In a hushed voice I say to my brother, “How did you know?”
Simon wouldn’t have saved the gun case unless he’d known what was in it. And he couldn’t have known what was in it unless Ugo told him.
My brother still doesn’t speak. But I think again of those two minutes separating him from Ugo.
“Did you catch up to him,” I say, “before he died?”
Simon raises a hand to silence me. Then the thumb and forefinger of his hand come together until they almost meet. Almost. And he stares at me, bottomlessly, through that tiny gap.
I’m mute. If only those giant strides had been a fraction longer. A fraction faster. I can see Simon now, in my mind’s eye, just fifteen years old, standing on the narrow balcony of Saint Peter’s, reaching out his hands to prevent that stranger from jumping. I wonder how close he came this time. What final words passed between him and the friend whose life he thought he had already saved.
But not even the beginning of an explanation comes from my brother’s mouth. The room is silent. At last Archbishop Nowak speaks in a faint voice. In his hands are Ugo’s lecture notes.

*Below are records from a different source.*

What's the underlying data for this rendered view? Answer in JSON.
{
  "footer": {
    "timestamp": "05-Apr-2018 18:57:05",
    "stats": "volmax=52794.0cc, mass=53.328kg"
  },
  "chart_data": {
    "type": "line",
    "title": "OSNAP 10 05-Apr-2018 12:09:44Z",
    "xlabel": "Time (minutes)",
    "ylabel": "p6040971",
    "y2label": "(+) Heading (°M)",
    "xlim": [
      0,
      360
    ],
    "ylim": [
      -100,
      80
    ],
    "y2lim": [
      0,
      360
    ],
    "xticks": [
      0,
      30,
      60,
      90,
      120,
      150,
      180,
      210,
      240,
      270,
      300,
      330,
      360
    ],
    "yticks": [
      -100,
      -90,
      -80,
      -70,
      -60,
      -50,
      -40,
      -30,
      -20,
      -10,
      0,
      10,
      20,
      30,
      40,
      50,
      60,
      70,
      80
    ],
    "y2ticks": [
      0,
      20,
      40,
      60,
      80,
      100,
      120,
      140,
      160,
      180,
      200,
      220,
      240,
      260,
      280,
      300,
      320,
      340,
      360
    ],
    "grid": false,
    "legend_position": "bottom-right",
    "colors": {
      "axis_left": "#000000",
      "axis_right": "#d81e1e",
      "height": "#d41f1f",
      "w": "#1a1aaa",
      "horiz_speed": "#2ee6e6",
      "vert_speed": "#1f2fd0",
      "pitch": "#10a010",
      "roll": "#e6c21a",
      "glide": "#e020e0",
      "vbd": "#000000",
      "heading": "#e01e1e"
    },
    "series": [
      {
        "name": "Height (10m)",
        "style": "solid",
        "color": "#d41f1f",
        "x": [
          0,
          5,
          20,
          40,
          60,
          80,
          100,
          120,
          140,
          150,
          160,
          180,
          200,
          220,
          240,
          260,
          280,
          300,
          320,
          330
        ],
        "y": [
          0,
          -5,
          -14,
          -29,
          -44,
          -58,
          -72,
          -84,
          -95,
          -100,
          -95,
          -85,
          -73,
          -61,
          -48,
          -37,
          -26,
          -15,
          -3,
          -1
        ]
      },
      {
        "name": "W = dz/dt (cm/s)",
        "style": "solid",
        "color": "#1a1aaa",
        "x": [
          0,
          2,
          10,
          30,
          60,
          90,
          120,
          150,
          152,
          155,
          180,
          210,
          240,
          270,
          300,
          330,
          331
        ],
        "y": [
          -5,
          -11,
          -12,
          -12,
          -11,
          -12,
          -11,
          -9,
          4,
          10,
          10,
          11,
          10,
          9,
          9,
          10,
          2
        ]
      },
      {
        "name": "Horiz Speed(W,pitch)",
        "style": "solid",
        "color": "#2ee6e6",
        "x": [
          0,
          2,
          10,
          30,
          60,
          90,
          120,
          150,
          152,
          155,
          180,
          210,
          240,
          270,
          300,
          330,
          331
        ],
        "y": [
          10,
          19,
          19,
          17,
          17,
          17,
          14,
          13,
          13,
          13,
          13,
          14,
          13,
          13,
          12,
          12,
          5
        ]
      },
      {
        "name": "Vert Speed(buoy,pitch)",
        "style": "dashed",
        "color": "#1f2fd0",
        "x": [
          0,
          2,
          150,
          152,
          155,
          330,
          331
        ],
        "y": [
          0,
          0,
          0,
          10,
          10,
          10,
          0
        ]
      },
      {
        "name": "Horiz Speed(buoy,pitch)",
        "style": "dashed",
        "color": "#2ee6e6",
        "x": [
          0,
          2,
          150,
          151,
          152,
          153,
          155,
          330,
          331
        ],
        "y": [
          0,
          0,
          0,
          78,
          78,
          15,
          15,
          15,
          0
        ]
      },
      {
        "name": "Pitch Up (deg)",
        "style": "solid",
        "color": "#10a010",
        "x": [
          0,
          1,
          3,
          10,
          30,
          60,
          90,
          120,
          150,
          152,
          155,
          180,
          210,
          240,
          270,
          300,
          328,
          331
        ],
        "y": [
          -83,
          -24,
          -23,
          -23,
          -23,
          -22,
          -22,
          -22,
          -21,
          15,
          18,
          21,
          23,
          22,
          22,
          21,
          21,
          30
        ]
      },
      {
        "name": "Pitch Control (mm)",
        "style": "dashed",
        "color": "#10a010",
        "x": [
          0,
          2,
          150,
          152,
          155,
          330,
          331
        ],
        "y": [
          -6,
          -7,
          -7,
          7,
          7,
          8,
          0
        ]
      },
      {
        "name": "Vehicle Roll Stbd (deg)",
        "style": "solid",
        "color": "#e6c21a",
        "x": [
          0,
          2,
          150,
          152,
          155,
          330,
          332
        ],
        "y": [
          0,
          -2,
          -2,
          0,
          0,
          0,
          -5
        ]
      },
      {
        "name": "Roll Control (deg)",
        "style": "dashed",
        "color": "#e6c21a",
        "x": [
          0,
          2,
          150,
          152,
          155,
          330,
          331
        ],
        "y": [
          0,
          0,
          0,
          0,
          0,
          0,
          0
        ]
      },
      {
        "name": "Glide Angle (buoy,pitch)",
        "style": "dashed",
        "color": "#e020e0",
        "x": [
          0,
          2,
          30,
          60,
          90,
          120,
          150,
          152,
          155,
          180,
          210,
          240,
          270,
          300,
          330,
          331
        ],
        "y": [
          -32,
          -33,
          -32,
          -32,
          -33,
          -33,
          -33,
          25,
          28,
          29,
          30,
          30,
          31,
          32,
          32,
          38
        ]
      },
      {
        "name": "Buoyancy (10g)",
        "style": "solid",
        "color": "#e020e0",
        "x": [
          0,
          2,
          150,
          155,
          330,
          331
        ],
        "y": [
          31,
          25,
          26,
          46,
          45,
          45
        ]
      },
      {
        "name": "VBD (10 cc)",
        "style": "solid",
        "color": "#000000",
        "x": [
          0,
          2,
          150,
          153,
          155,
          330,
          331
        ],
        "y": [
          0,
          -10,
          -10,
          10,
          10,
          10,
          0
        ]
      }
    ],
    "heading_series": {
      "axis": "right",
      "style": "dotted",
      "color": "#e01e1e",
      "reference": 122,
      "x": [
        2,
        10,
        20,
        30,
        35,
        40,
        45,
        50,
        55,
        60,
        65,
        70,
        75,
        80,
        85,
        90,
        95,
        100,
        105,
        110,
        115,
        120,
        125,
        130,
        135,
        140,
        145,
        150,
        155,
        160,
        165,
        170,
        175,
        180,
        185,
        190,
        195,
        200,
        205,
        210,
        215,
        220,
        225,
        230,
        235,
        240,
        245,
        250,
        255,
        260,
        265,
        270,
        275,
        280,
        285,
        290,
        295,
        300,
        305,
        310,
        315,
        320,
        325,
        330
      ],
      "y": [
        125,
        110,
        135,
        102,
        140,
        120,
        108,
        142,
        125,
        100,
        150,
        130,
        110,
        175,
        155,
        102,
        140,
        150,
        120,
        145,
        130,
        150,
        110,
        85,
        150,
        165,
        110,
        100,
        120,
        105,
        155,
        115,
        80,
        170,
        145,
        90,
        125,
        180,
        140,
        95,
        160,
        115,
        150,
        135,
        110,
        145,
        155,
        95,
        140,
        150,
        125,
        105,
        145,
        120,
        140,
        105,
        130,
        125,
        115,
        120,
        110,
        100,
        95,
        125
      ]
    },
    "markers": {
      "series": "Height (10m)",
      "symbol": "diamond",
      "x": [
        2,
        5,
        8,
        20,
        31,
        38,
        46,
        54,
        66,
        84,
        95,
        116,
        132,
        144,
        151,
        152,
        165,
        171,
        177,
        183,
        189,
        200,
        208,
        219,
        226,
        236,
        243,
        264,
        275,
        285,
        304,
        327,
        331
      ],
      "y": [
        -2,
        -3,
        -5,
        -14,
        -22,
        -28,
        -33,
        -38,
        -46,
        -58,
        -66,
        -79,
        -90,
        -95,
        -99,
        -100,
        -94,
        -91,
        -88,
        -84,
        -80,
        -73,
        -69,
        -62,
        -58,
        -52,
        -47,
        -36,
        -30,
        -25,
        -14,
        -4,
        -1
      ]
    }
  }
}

“Why would you hide this from us? ” he asks. “Both of you?”
I look to Simon. He doesn’t want to look at Nowak, but he won’t disrespect him by continuing to look away. The muscles of his neck tighten. His nostrils flare.
“Why,” the archbishop repeats, “would you hide it?”
Even now, Simon still doesn’t utter a sound. But a weaker voice speaks up. It chokes out a question, and the room goes perfectly still.
“Why did this—” John Paul says, “—poor man—take his own life?”
The greatest crime of Judas was suicide. It was not long ago that suicides were refused Church funerals. Denied cemetery plots. Shame, though, isn’t why Simon hid the truth.
John Paul thumps his hand down. He moans, “Answer me!”
At last Simon weakens. The cloak of silence drops.
“Holiness,” he says, “Ugo never knew how much the exhibit meant to you until he saw the patriarchs at Castel Gandolfo.”
John Paul frowns.
Archbishop Nowak says, “You didn’t tell him he would be addressing the Orthodox?”
Simon says nothing. He refuses to blame anyone else.
But John Paul croaks, “You did as I asked.”
My brother won’t trace any of this back to the Holy Father. Instead he says, “I begged him not to tell anyone what he’d discovered about the Shroud. I pleaded with him. But Ugo insisted on telling the truth. He came to Castel Gandolfo to tell the Orthodox what he’d found. But then he saw who was in the audience. He never knew, until that moment, what his exhibit was going to make possible. He couldn’t live with himself if he lied to you about the Shroud, but he couldn’t forgive himself if he destroyed your dream with the Orthodox.” My brother’s face is agony. He lowers himself to his knees. “Holy Father, I am so sorry. Please forgive me.”